“METROPOLITICS: A regional agenda for community and stability” by Myron Orfield
“METROPOLITICS: A regional agenda for community and stability” (1997) by Myron Orfield presents a convincing solution to a surprising array of problems. Americans hate sprawl, but they hate even more anything that they can find a way to label socialism. Orfield describes a system of regional government — tried and tested by himself and others in Minnesota — that promoters of corporate profit will have a difficult time pinning the pinko label on. Much of what Orfield thinks promotes sprawl are government regulations and projects of an undesirable sort.
Regional planning reduces competition among towns, counties, and neighborhoods that hurts them all. Without regionalism, taxpayers end up subsidizing sprawl and ghettoization. Companies play one locality off against another to find the biggest giveaways. Developers lobby successfully for publicly funded infrastructure in the hinterlands, and affluent (largely white) residents move out of downtown. Schools in the city become dominated by poor students, taxes are raised to subsidize the wealthy suburbs, and white flight escalates.
Orfield’s book concentrates on the example of Minneapolis/St. Paul, but is applicable around the United States, and presents useful strategies for improving schools, creating affordable housing, and numerous other projects in addition to protecting the environment and quality of life. Orfield maintains that higher spending on schools in areas of concentrated poverty is pointless. What’s needed, he says, is (aside from the elimination of poverty, and as a step in that direction) a redistribution moving some of the poor to the suburbs and some of the wealthy downtown. He wants to fight sprawl, in fact, by building affordable housing in the suburbs. This is because he sees a primary promoter of sprawl as ghettoization and white flight.
Of course, Orfield also wants to see denser construction, and argues that competition among localities drives the desire for less dense construction in hopes that it will produce more tax revenue than it produces demand for services. Regional planning can avoid this vicious rivalry, and — by mixing housing of various prices — can allow people to live nearer their jobs, thus cutting the costs of transportation throughout the region.
I think Orfield’s point about schools is worth quoting a few passages. I, for one, am immediately suspicious of any assertion that what struggling schools need is not money. But this one I find persuasive:
“Schools are the first victim and most powerful perpetuator of metropolitan polarization.”
“Few people realize that the central-city schools spend $7,060 per pupil. 15 percent more than any other group of districts in the Twin Cities.
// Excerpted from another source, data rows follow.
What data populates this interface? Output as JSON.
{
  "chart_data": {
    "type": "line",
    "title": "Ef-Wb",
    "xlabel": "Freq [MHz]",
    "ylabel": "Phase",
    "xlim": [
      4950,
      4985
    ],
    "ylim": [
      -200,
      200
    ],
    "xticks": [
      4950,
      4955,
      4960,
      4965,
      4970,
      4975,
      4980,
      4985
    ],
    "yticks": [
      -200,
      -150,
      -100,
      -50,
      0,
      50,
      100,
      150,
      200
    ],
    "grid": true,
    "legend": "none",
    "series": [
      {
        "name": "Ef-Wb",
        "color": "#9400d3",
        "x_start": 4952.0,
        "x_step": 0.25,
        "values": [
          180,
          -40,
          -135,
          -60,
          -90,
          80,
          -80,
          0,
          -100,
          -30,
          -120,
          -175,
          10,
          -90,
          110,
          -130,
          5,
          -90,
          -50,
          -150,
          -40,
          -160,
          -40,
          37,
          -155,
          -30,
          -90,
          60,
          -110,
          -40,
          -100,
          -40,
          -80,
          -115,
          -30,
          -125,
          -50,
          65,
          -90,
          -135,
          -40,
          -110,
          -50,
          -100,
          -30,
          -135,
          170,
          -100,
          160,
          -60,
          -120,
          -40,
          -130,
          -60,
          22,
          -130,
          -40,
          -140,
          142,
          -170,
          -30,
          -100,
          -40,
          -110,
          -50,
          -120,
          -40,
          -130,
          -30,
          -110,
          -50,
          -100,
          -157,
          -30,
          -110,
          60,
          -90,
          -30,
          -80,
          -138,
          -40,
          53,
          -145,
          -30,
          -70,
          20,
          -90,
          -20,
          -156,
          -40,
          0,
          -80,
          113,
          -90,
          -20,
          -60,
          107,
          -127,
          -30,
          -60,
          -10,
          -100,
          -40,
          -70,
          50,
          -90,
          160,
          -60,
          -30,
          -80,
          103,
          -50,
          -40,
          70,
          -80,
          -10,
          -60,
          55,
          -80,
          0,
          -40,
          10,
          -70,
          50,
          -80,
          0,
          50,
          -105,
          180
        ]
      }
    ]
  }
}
Spending on central-city schools is also high in Chicago, Atlanta, and many other cities throughout the United States. No matter where it occurs, higher spending does little to attract or retain middle-class students. The existing level of poverty and student diversity are overriding deflectors.”
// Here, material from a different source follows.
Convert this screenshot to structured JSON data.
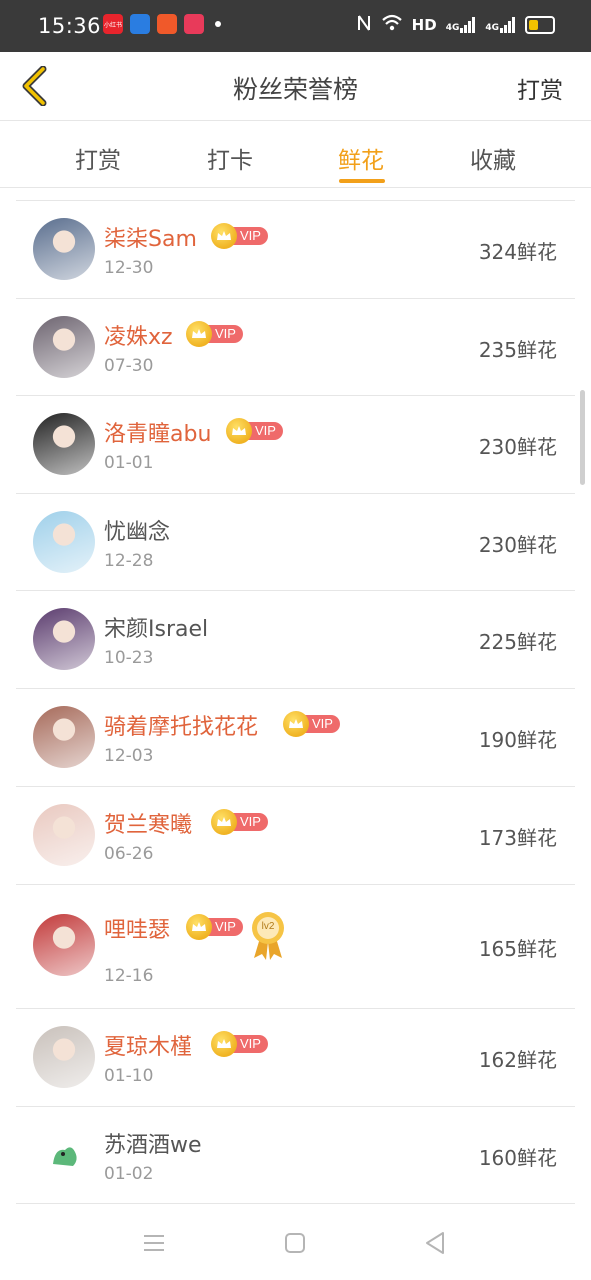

“‘If you just fix the schools so the middle class will be comfortable, the city will stabilize,’ reform advocates often say. This claim would be true if anyone knew how to fix monolithically poor schools. School reformers, like reform advocates for cities, rarely take into account the effects of concentrated poverty on schools — effects that are fundamental to how attractive these schools appear to the middle class.”
A Letter to the Editor
Printed in The Nation in January 2001.
14 Nov. 2000
To the editor:
Thanks to Jay Walljasper for a terrific article on Myron Orfield and his plans (and achievements) for metropolitics! One of the many important details he could not fit into the article was the explanation Orfield’s analysis gives for why – in the words of many a Republican – “Schools need more than just money.” Schools – all schools – need more money and lots of it. But the concentration of severely poor students in certain schools, not relative underfunding, is key to their relative failure. This problem will only be aggravated by vouchers, but proponents of vouchers have got one thing right: students do better when placed in schools with other students who bring some learning from home. Orfield’s ideas for regional planning offer an actual solution to this national disaster, namely the reduction of concentrated poverty.
Walljasper concluded by suggesting we promote metropolitics as something “pragmatic” rather than “just.” I’m not entirely sure what that means, but it sounds to me like an underestimation of the potential here. Increasingly, labor unions and environmental groups are forming blue-green alliances against sprawl, big-box employers, the defunding of mass-transit and affordable housing, the lengthening of commuting time, and the transfer of jobs to suburban un-unionized companies. “Unions are basically an urban institution,” Don Turner, president of the Chicago Federation of Labor told me in arguing for such efforts, which are being led by a group called Good Jobs First (http://www.goodjobsfirst.com).
At a national conference on living-wage campaigns in Baltimore Nov. 10-12, ACORN (the Association of Community Organizations for Reform Now) discussed building coalitions with environmentalists. Wade Rathke of ACORN and SEIU in New Orleans (where a living wage of $1 above the federal minimum wage will be on a ballot in February or March) said, “You cannot separate economic development from income policy.” Other participants at the conference recommended working for local laws requiring economic development commissions to bring any decision above a certain dollar figure before elected officials for a public vote. In Minnesota a state law now requires these commissions to establish criteria for giving out their (that is, the public’s) money. With advocates for the working poor pushing such issues, not to mention the expectation that the North Pole will be melted before today’s young workers have grandchildren, it’s hard not to see regional planning as a matter of justice.